一体何の用なのだろうと、首を傾げるフィロメーナ。
「あの、レオン様? 何をしに来られたのですか?」
「少し、話をしておきたくて」
レオンハルトは手をちょいちょいと動かして、隣に座るように促してくる。フィロメーナが促されるままベッドに腰を下ろすと、レオンハルトはゆっくりと話し始めた。
「メーナは、その、眠っている時にうなされることが多いだろう? 辛そうで、苦しそうで、いつもすごく心配になる。実は心配しすぎて、最近俺はよく眠れていない」
「え……? ご、ごめんなさい……」
「いや、謝らなくて良い。メーナは何も悪くないからな。それよりも、頼みたいことがある」
黒ボタンの瞳が、じっとフィロメーナを見上げてくる。
「俺を、ここで寝させてくれないか」
「へっ?」
ここ、というのは、もしかしてフィロメーナのベッドということだろうか。頭の中に「夜這い」とか「共寝」とか「同衾」とか、穏やかでない言葉が駆け巡る。

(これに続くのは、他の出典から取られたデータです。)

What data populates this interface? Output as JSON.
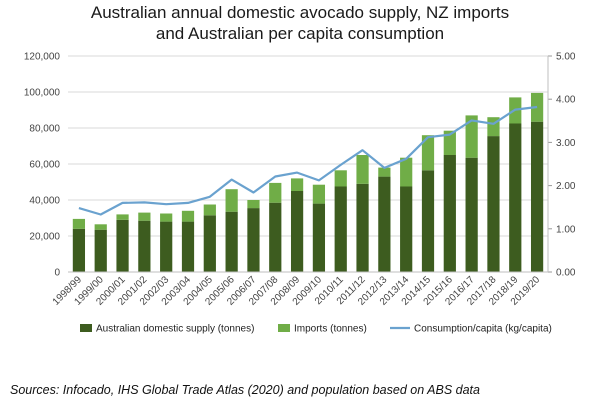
{
  "chart_data": {
    "type": "bar",
    "title_line1": "Australian annual domestic avocado supply, NZ imports",
    "title_line2": "and Australian per capita consumption",
    "categories": [
      "1998/99",
      "1999/00",
      "2000/01",
      "2001/02",
      "2002/03",
      "2003/04",
      "2004/05",
      "2005/06",
      "2006/07",
      "2007/08",
      "2008/09",
      "2009/10",
      "2010/11",
      "2011/12",
      "2012/13",
      "2013/14",
      "2014/15",
      "2015/16",
      "2016/17",
      "2017/18",
      "2018/19",
      "2019/20"
    ],
    "stacked": true,
    "series": [
      {
        "name": "Australian domestic supply (tonnes)",
        "color": "#3d5c1f",
        "values": [
          24000,
          23500,
          29000,
          28500,
          28000,
          28000,
          31500,
          33500,
          35500,
          38500,
          45000,
          38000,
          47500,
          49000,
          53000,
          47500,
          56500,
          65000,
          63500,
          75500,
          82500,
          83500
        ]
      },
      {
        "name": "Imports (tonnes)",
        "color": "#70ad47",
        "values": [
          5500,
          3000,
          3000,
          4500,
          4500,
          6000,
          6000,
          12500,
          4500,
          11000,
          7000,
          10500,
          9000,
          16000,
          5000,
          16000,
          19500,
          13500,
          23500,
          10500,
          14500,
          16000
        ]
      }
    ],
    "line_series": {
      "name": "Consumption/capita (kg/capita)",
      "color": "#6aa2cf",
      "values": [
        1.48,
        1.33,
        1.6,
        1.61,
        1.57,
        1.6,
        1.74,
        2.14,
        1.84,
        2.21,
        2.3,
        2.12,
        2.48,
        2.82,
        2.41,
        2.62,
        3.12,
        3.18,
        3.51,
        3.43,
        3.76,
        3.82
      ]
    },
    "ylim_left": [
      0,
      120000
    ],
    "yticks_left": [
      "0",
      "20,000",
      "40,000",
      "60,000",
      "80,000",
      "100,000",
      "120,000"
    ],
    "ylim_right": [
      0,
      5
    ],
    "yticks_right": [
      "0.00",
      "1.00",
      "2.00",
      "3.00",
      "4.00",
      "5.00"
    ],
    "grid": true,
    "legend": "bottom"
  },
  "source_note": "Sources: Infocado, IHS Global Trade Atlas (2020) and population based on ABS data"
}
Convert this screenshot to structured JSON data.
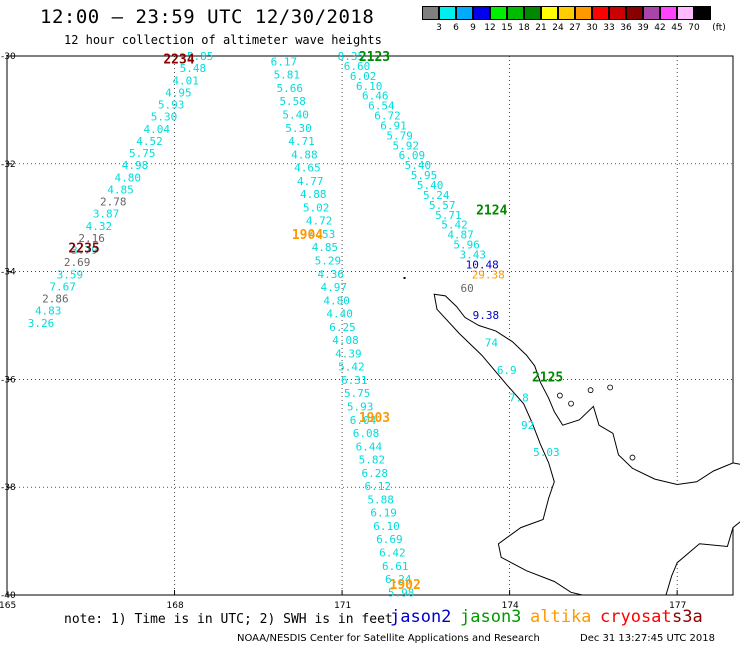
{
  "header": {
    "title": "12:00 – 23:59 UTC 12/30/2018",
    "subtitle": "12 hour collection of altimeter wave heights"
  },
  "legend": {
    "unit": "(ft)",
    "items": [
      {
        "label": "3",
        "color": "#7f7f7f"
      },
      {
        "label": "6",
        "color": "#00eeee"
      },
      {
        "label": "9",
        "color": "#00aaff"
      },
      {
        "label": "12",
        "color": "#0000ee"
      },
      {
        "label": "15",
        "color": "#00ee00"
      },
      {
        "label": "18",
        "color": "#00bb00"
      },
      {
        "label": "21",
        "color": "#008800"
      },
      {
        "label": "24",
        "color": "#ffff00"
      },
      {
        "label": "27",
        "color": "#ffcc00"
      },
      {
        "label": "30",
        "color": "#ff9900"
      },
      {
        "label": "33",
        "color": "#ff0000"
      },
      {
        "label": "36",
        "color": "#cc0000"
      },
      {
        "label": "39",
        "color": "#880000"
      },
      {
        "label": "42",
        "color": "#aa44aa"
      },
      {
        "label": "45",
        "color": "#ff44ff"
      },
      {
        "label": "70",
        "color": "#ffbbff"
      },
      {
        "label": "",
        "color": "#000000"
      }
    ]
  },
  "axes": {
    "lat_labels": [
      "-30",
      "-32",
      "-34",
      "-36",
      "-38",
      "-40"
    ],
    "lon_labels": [
      "165",
      "168",
      "171",
      "174",
      "177"
    ]
  },
  "passes": [
    {
      "label": "2234",
      "color": "#8b0000",
      "lon": 167.8,
      "lat": -30.05
    },
    {
      "label": "2235",
      "color": "#8b0000",
      "lon": 166.1,
      "lat": -33.55
    },
    {
      "label": "2123",
      "color": "#008800",
      "lon": 171.3,
      "lat": -30.0
    },
    {
      "label": "2124",
      "color": "#008800",
      "lon": 173.4,
      "lat": -32.85
    },
    {
      "label": "2125",
      "color": "#008800",
      "lon": 174.4,
      "lat": -35.95
    },
    {
      "label": "1904",
      "color": "#ff9900",
      "lon": 170.1,
      "lat": -33.3
    },
    {
      "label": "1903",
      "color": "#ff9900",
      "lon": 171.3,
      "lat": -36.7
    },
    {
      "label": "1902",
      "color": "#ff9900",
      "lon": 171.85,
      "lat": -39.8
    }
  ],
  "tracks": [
    {
      "name": "2234-2235",
      "points": [
        {
          "v": "5.85",
          "c": "#00dddd"
        },
        {
          "v": "5.48",
          "c": "#00dddd"
        },
        {
          "v": "4.01",
          "c": "#00dddd"
        },
        {
          "v": "4.95",
          "c": "#00dddd"
        },
        {
          "v": "5.93",
          "c": "#00dddd"
        },
        {
          "v": "5.30",
          "c": "#00dddd"
        },
        {
          "v": "4.04",
          "c": "#00dddd"
        },
        {
          "v": "4.52",
          "c": "#00dddd"
        },
        {
          "v": "5.75",
          "c": "#00dddd"
        },
        {
          "v": "4.98",
          "c": "#00dddd"
        },
        {
          "v": "4.80",
          "c": "#00dddd"
        },
        {
          "v": "4.85",
          "c": "#00dddd"
        },
        {
          "v": "2.78",
          "c": "#666666"
        },
        {
          "v": "3.87",
          "c": "#00dddd"
        },
        {
          "v": "4.32",
          "c": "#00dddd"
        },
        {
          "v": "2.16",
          "c": "#666666"
        },
        {
          "v": "3.79",
          "c": "#00dddd"
        },
        {
          "v": "2.69",
          "c": "#666666"
        },
        {
          "v": "3.59",
          "c": "#00dddd"
        },
        {
          "v": "7.67",
          "c": "#00dddd"
        },
        {
          "v": "2.86",
          "c": "#666666"
        },
        {
          "v": "4.83",
          "c": "#00dddd"
        },
        {
          "v": "3.26",
          "c": "#00dddd"
        }
      ]
    },
    {
      "name": "1904-1902",
      "points": [
        {
          "v": "6.17",
          "c": "#00dddd"
        },
        {
          "v": "5.81",
          "c": "#00dddd"
        },
        {
          "v": "5.66",
          "c": "#00dddd"
        },
        {
          "v": "5.58",
          "c": "#00dddd"
        },
        {
          "v": "5.40",
          "c": "#00dddd"
        },
        {
          "v": "5.30",
          "c": "#00dddd"
        },
        {
          "v": "4.71",
          "c": "#00dddd"
        },
        {
          "v": "4.88",
          "c": "#00dddd"
        },
        {
          "v": "4.65",
          "c": "#00dddd"
        },
        {
          "v": "4.77",
          "c": "#00dddd"
        },
        {
          "v": "4.88",
          "c": "#00dddd"
        },
        {
          "v": "5.02",
          "c": "#00dddd"
        },
        {
          "v": "4.72",
          "c": "#00dddd"
        },
        {
          "v": "4.53",
          "c": "#00dddd"
        },
        {
          "v": "4.85",
          "c": "#00dddd"
        },
        {
          "v": "5.29",
          "c": "#00dddd"
        },
        {
          "v": "4.36",
          "c": "#00dddd"
        },
        {
          "v": "4.97",
          "c": "#00dddd"
        },
        {
          "v": "4.80",
          "c": "#00dddd"
        },
        {
          "v": "4.40",
          "c": "#00dddd"
        },
        {
          "v": "6.25",
          "c": "#00dddd"
        },
        {
          "v": "4.08",
          "c": "#00dddd"
        },
        {
          "v": "4.39",
          "c": "#00dddd"
        },
        {
          "v": "5.42",
          "c": "#00dddd"
        },
        {
          "v": "6.31",
          "c": "#00dddd"
        },
        {
          "v": "5.75",
          "c": "#00dddd"
        },
        {
          "v": "5.93",
          "c": "#00dddd"
        },
        {
          "v": "6.04",
          "c": "#00dddd"
        },
        {
          "v": "6.08",
          "c": "#00dddd"
        },
        {
          "v": "6.44",
          "c": "#00dddd"
        },
        {
          "v": "5.82",
          "c": "#00dddd"
        },
        {
          "v": "6.28",
          "c": "#00dddd"
        },
        {
          "v": "6.12",
          "c": "#00dddd"
        },
        {
          "v": "5.88",
          "c": "#00dddd"
        },
        {
          "v": "6.19",
          "c": "#00dddd"
        },
        {
          "v": "6.10",
          "c": "#00dddd"
        },
        {
          "v": "6.69",
          "c": "#00dddd"
        },
        {
          "v": "6.42",
          "c": "#00dddd"
        },
        {
          "v": "6.61",
          "c": "#00dddd"
        },
        {
          "v": "6.24",
          "c": "#00dddd"
        },
        {
          "v": "5.98",
          "c": "#00dddd"
        }
      ]
    },
    {
      "name": "2123-2124",
      "points": [
        {
          "v": "8.35",
          "c": "#00dddd"
        },
        {
          "v": "6.60",
          "c": "#00dddd"
        },
        {
          "v": "6.02",
          "c": "#00dddd"
        },
        {
          "v": "6.10",
          "c": "#00dddd"
        },
        {
          "v": "6.46",
          "c": "#00dddd"
        },
        {
          "v": "6.54",
          "c": "#00dddd"
        },
        {
          "v": "6.72",
          "c": "#00dddd"
        },
        {
          "v": "6.91",
          "c": "#00dddd"
        },
        {
          "v": "5.79",
          "c": "#00dddd"
        },
        {
          "v": "5.92",
          "c": "#00dddd"
        },
        {
          "v": "6.09",
          "c": "#00dddd"
        },
        {
          "v": "5.40",
          "c": "#00dddd"
        },
        {
          "v": "5.95",
          "c": "#00dddd"
        },
        {
          "v": "5.40",
          "c": "#00dddd"
        },
        {
          "v": "5.24",
          "c": "#00dddd"
        },
        {
          "v": "5.57",
          "c": "#00dddd"
        },
        {
          "v": "5.71",
          "c": "#00dddd"
        },
        {
          "v": "5.42",
          "c": "#00dddd"
        },
        {
          "v": "4.87",
          "c": "#00dddd"
        },
        {
          "v": "5.96",
          "c": "#00dddd"
        },
        {
          "v": "3.43",
          "c": "#00dddd"
        },
        {
          "v": "10.48",
          "c": "#0000cc"
        },
        {
          "v": "29.38",
          "c": "#ff9900"
        }
      ]
    },
    {
      "name": "2125",
      "points": [
        {
          "v": "60",
          "c": "#666666"
        },
        {
          "v": "9.38",
          "c": "#0000cc"
        },
        {
          "v": "74",
          "c": "#00dddd"
        },
        {
          "v": "6.9",
          "c": "#00dddd"
        },
        {
          "v": "7.8",
          "c": "#00dddd"
        },
        {
          "v": "92",
          "c": "#00dddd"
        },
        {
          "v": "5.03",
          "c": "#00dddd"
        }
      ]
    }
  ],
  "note": "note:  1) Time is in UTC; 2) SWH is in feet",
  "satellites": [
    {
      "name": "jason2",
      "color": "#0000cc"
    },
    {
      "name": "jason3",
      "color": "#009900"
    },
    {
      "name": "altika",
      "color": "#ff9900"
    },
    {
      "name": "cryosat",
      "color": "#ff0000"
    },
    {
      "name": "s3a",
      "color": "#8b0000"
    }
  ],
  "footer": "NOAA/NESDIS Center for Satellite Applications and Research",
  "stamp": "Dec 31 13:27:45 UTC 2018"
}
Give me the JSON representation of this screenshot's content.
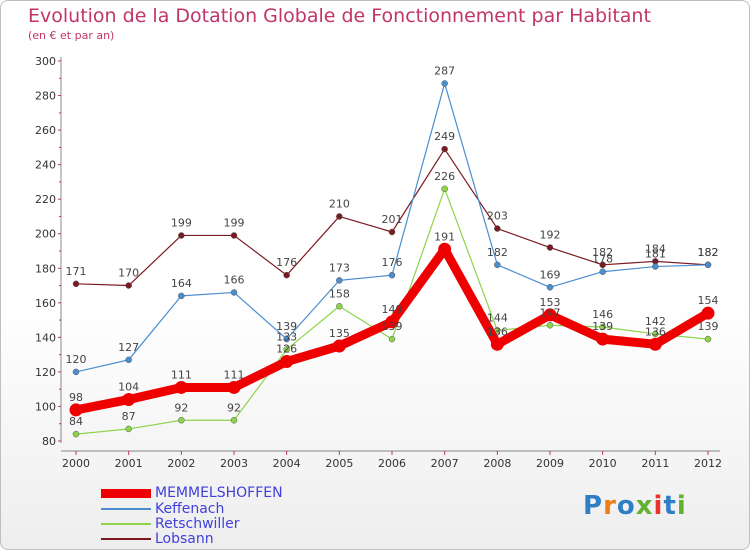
{
  "title": "Evolution de la Dotation Globale de Fonctionnement par Habitant",
  "subtitle": "(en € et par an)",
  "logo": {
    "text": "Proxiti",
    "colors": [
      "#2e7fc6",
      "#ef7d13",
      "#2e7fc6",
      "#62b22f",
      "#e8332f",
      "#2e7fc6",
      "#62b22f"
    ]
  },
  "chart_data": {
    "type": "line",
    "x": [
      "2000",
      "2001",
      "2002",
      "2003",
      "2004",
      "2005",
      "2006",
      "2007",
      "2008",
      "2009",
      "2010",
      "2011",
      "2012"
    ],
    "ylim": [
      80,
      300
    ],
    "yticks": [
      80,
      100,
      120,
      140,
      160,
      180,
      200,
      220,
      240,
      260,
      280,
      300
    ],
    "grid": false,
    "legend": "bottom-left",
    "series": [
      {
        "name": "Lobsann",
        "color": "#7a1a22",
        "values": [
          171,
          170,
          199,
          199,
          176,
          210,
          201,
          249,
          203,
          192,
          182,
          184,
          182
        ]
      },
      {
        "name": "Keffenach",
        "color": "#4a8ed0",
        "values": [
          120,
          127,
          164,
          166,
          139,
          173,
          176,
          287,
          182,
          169,
          178,
          181,
          182
        ]
      },
      {
        "name": "Retschwiller",
        "color": "#8ed44b",
        "values": [
          84,
          87,
          92,
          92,
          133,
          158,
          139,
          226,
          144,
          147,
          146,
          142,
          139
        ]
      },
      {
        "name": "MEMMELSHOFFEN",
        "color": "#ee0000",
        "values": [
          98,
          104,
          111,
          111,
          126,
          135,
          149,
          191,
          136,
          153,
          139,
          136,
          154
        ]
      }
    ],
    "data_labels": {
      "Lobsann": [
        "171",
        "170",
        "199",
        "199",
        "176",
        "210",
        "201",
        "249",
        "203",
        "192",
        "182",
        "184",
        "182"
      ],
      "Keffenach": [
        "120",
        "127",
        "164",
        "166",
        "139",
        "173",
        "176",
        "287",
        "182",
        "169",
        "178",
        "181",
        "182"
      ],
      "Retschwiller": [
        "84",
        "87",
        "92",
        "92",
        "133",
        "158",
        "139",
        "226",
        "144",
        "147",
        "146",
        "142",
        "139"
      ],
      "MEMMELSHOFFEN": [
        "98",
        "104",
        "111",
        "111",
        "126",
        "135",
        "149",
        "191",
        "136",
        "153",
        "139",
        "136",
        "154"
      ]
    }
  },
  "legend": [
    {
      "label": "MEMMELSHOFFEN",
      "color": "#ee0000"
    },
    {
      "label": "Keffenach",
      "color": "#4a8ed0"
    },
    {
      "label": "Retschwiller",
      "color": "#8ed44b"
    },
    {
      "label": "Lobsann",
      "color": "#7a1a22"
    }
  ]
}
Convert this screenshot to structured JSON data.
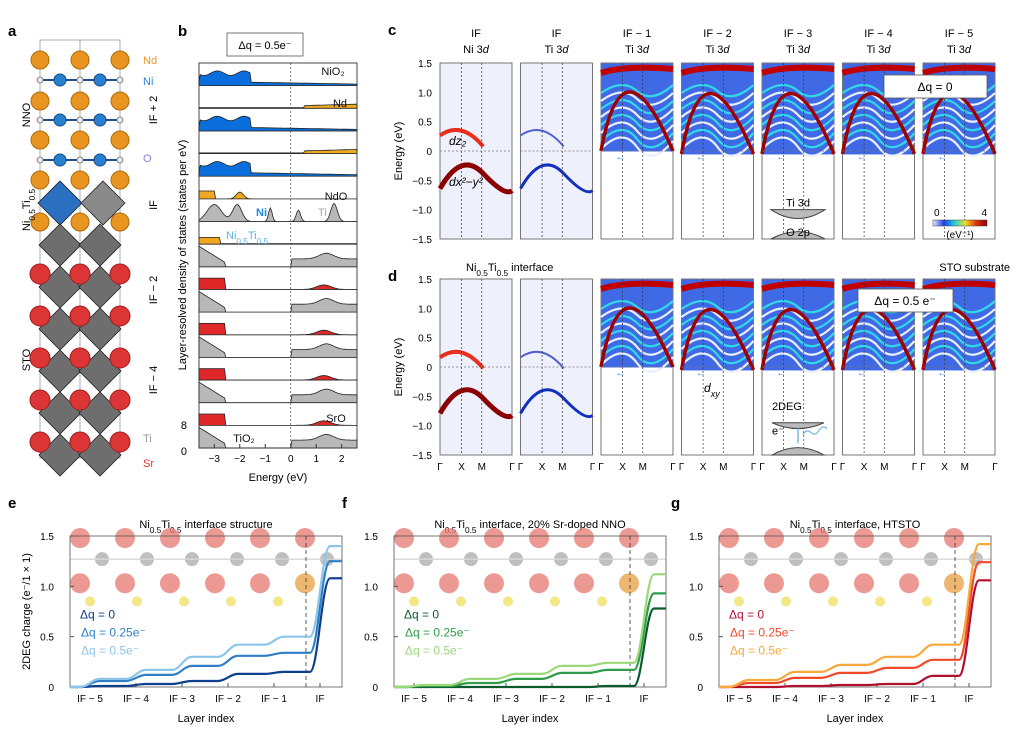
{
  "panels": {
    "a": {
      "label": "a",
      "side_labels": [
        "NNO",
        "Ni0.5Ti0.5",
        "STO"
      ],
      "layer_labels": [
        "IF + 2",
        "IF",
        "IF − 2",
        "IF − 4"
      ],
      "element_labels": [
        {
          "name": "Nd",
          "color": "#e8961e"
        },
        {
          "name": "Ni",
          "color": "#2a86d8"
        },
        {
          "name": "O",
          "color": "#8a7fe0"
        },
        {
          "name": "Ti",
          "color": "#999999"
        },
        {
          "name": "Sr",
          "color": "#e03030"
        }
      ]
    },
    "b": {
      "label": "b",
      "box_label": "Δq = 0.5e⁻",
      "ylabel": "Layer-resolved density of states (states per eV)",
      "xlabel": "Energy (eV)",
      "xticks": [
        "−3",
        "−2",
        "−1",
        "0",
        "1",
        "2"
      ],
      "yticks": [
        "8",
        "0"
      ],
      "layer_labels": [
        "NiO₂",
        "Nd",
        "NdO",
        "SrO",
        "TiO₂"
      ],
      "species_labels": {
        "ni": "Ni",
        "ti": "Ti",
        "niti": "Ni0.5Ti0.5"
      },
      "colors": {
        "ni": "#0a6fdc",
        "nd": "#f0a820",
        "ti": "#b8b8b8",
        "sr": "#e02828",
        "niti": "#7ac4e8"
      }
    },
    "c": {
      "label": "c",
      "ylabel": "Energy (eV)",
      "yticks": [
        "1.5",
        "1.0",
        "0.5",
        "0",
        "−0.5",
        "−1.0",
        "−1.5"
      ],
      "columns": [
        {
          "top": "IF",
          "bottom": "Ni 3d"
        },
        {
          "top": "IF",
          "bottom": "Ti 3d"
        },
        {
          "top": "IF − 1",
          "bottom": "Ti 3d"
        },
        {
          "top": "IF − 2",
          "bottom": "Ti 3d"
        },
        {
          "top": "IF − 3",
          "bottom": "Ti 3d"
        },
        {
          "top": "IF − 4",
          "bottom": "Ti 3d"
        },
        {
          "top": "IF − 5",
          "bottom": "Ti 3d"
        }
      ],
      "box_label": "Δq = 0",
      "orbital_labels": [
        "dz₂",
        "dx²−y²"
      ],
      "schematic": {
        "upper": "Ti 3d",
        "lower": "O 2p"
      },
      "colorbar": {
        "min": "0",
        "max": "4",
        "unit": "(eV⁻¹)"
      }
    },
    "d": {
      "label": "d",
      "title_left": "Ni0.5Ti0.5 interface",
      "title_right": "STO substrate",
      "ylabel": "Energy (eV)",
      "yticks": [
        "1.5",
        "1.0",
        "0.5",
        "0",
        "−0.5",
        "−1.0",
        "−1.5"
      ],
      "kpath": [
        "Γ",
        "X",
        "M",
        "Γ"
      ],
      "box_label": "Δq = 0.5 e⁻",
      "orbital_label": "dxy",
      "schematic": {
        "title": "2DEG",
        "electron": "e⁻"
      }
    }
  },
  "chart_data": [
    {
      "id": "e",
      "type": "line",
      "title": "Ni0.5Ti0.5 interface structure",
      "xlabel": "Layer index",
      "ylabel": "2DEG charge (e⁻/1 × 1)",
      "ylim": [
        0,
        1.5
      ],
      "yticks": [
        "0",
        "0.5",
        "1.0",
        "1.5"
      ],
      "categories": [
        "IF − 5",
        "IF − 4",
        "IF − 3",
        "IF − 2",
        "IF − 1",
        "IF"
      ],
      "series": [
        {
          "name": "Δq = 0",
          "color": "#0d3f8c",
          "values": [
            0.01,
            0.03,
            0.06,
            0.13,
            0.15,
            1.08
          ]
        },
        {
          "name": "Δq = 0.25e⁻",
          "color": "#2f7fc8",
          "values": [
            0.06,
            0.12,
            0.21,
            0.31,
            0.34,
            1.25
          ]
        },
        {
          "name": "Δq = 0.5e⁻",
          "color": "#8cc5ea",
          "values": [
            0.08,
            0.17,
            0.3,
            0.42,
            0.5,
            1.4
          ]
        }
      ]
    },
    {
      "id": "f",
      "type": "line",
      "title": "Ni0.5Ti0.5 interface, 20% Sr-doped NNO",
      "xlabel": "Layer index",
      "ylabel": "",
      "ylim": [
        0,
        1.5
      ],
      "yticks": [
        "0",
        "0.5",
        "1.0",
        "1.5"
      ],
      "categories": [
        "IF − 5",
        "IF − 4",
        "IF − 3",
        "IF − 2",
        "IF − 1",
        "IF"
      ],
      "series": [
        {
          "name": "Δq = 0",
          "color": "#0b5a2c",
          "values": [
            0.0,
            0.0,
            0.0,
            0.0,
            0.01,
            0.78
          ]
        },
        {
          "name": "Δq = 0.25e⁻",
          "color": "#2e9c48",
          "values": [
            0.01,
            0.04,
            0.08,
            0.14,
            0.17,
            0.93
          ]
        },
        {
          "name": "Δq = 0.5e⁻",
          "color": "#9ad87a",
          "values": [
            0.02,
            0.08,
            0.13,
            0.21,
            0.24,
            1.12
          ]
        }
      ]
    },
    {
      "id": "g",
      "type": "line",
      "title": "Ni0.5Ti0.5 interface, HTSTO",
      "xlabel": "Layer index",
      "ylabel": "",
      "ylim": [
        0,
        1.5
      ],
      "yticks": [
        "0",
        "0.5",
        "1.0",
        "1.5"
      ],
      "categories": [
        "IF − 5",
        "IF − 4",
        "IF − 3",
        "IF − 2",
        "IF − 1",
        "IF"
      ],
      "series": [
        {
          "name": "Δq = 0",
          "color": "#b0102e",
          "values": [
            0.0,
            0.01,
            0.02,
            0.03,
            0.11,
            1.06
          ]
        },
        {
          "name": "Δq = 0.25e⁻",
          "color": "#f04a28",
          "values": [
            0.04,
            0.09,
            0.14,
            0.19,
            0.27,
            1.24
          ]
        },
        {
          "name": "Δq = 0.5e⁻",
          "color": "#f8a838",
          "values": [
            0.07,
            0.15,
            0.22,
            0.3,
            0.42,
            1.42
          ]
        }
      ]
    }
  ]
}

じわじわと赤くなっていくフィロメーナを見て、レオンハルトがぷるぷると首を振った。
「へ、変な意味ではなく! 毎夜うなされていないかといちいち確認しに来るよりも、はじめから傍にいた方が効率的だと思ったから! それに、俺はこんな姿で間違いなんて起きないし、一緒に寝るのも別に初めてでもないし!」
「それは、そうですけど……」
なんだか今日は、レオンハルトがやたら距離を縮めようとしてくる気がする。
どうしたというのだろう。
フィロメーナが困り顔で思案していると、レオンハルトがしょぼんと項垂れた。そして、ベッドを下りながら小さく呟く。
「……嫌なら良い。邪魔したな」
「え、待ってください! 別に、嫌じゃないです!」
「なら、ここで寝ても?」
「はい! どうぞなのです!」
結局、レオンハルトと一緒に寝ることになってしまった。
だって、あんなに寂しそうな反応をされたら、断ることなんてできない。それに、本当に嫌ではないし。むしろ、ちょっと嬉しいし。
レオンハルトと並んでベッドに寝転ぶと、ちょっと不思議な感じがした。友達でもなく、恋人でもなく、婚約者というにも中途半端な二人が、こんな風に一緒の時間を過ごしている、なんて。
「おやすみなさい、レオン様」
「うん、おやすみ、メーナ」
薄暗い部屋に浮かび上がる、可愛いあみぐるみの影。
フィロメーナは小さく微笑み、そっと目を閉じた。
――その夜から、もう、悪夢は見なくなった。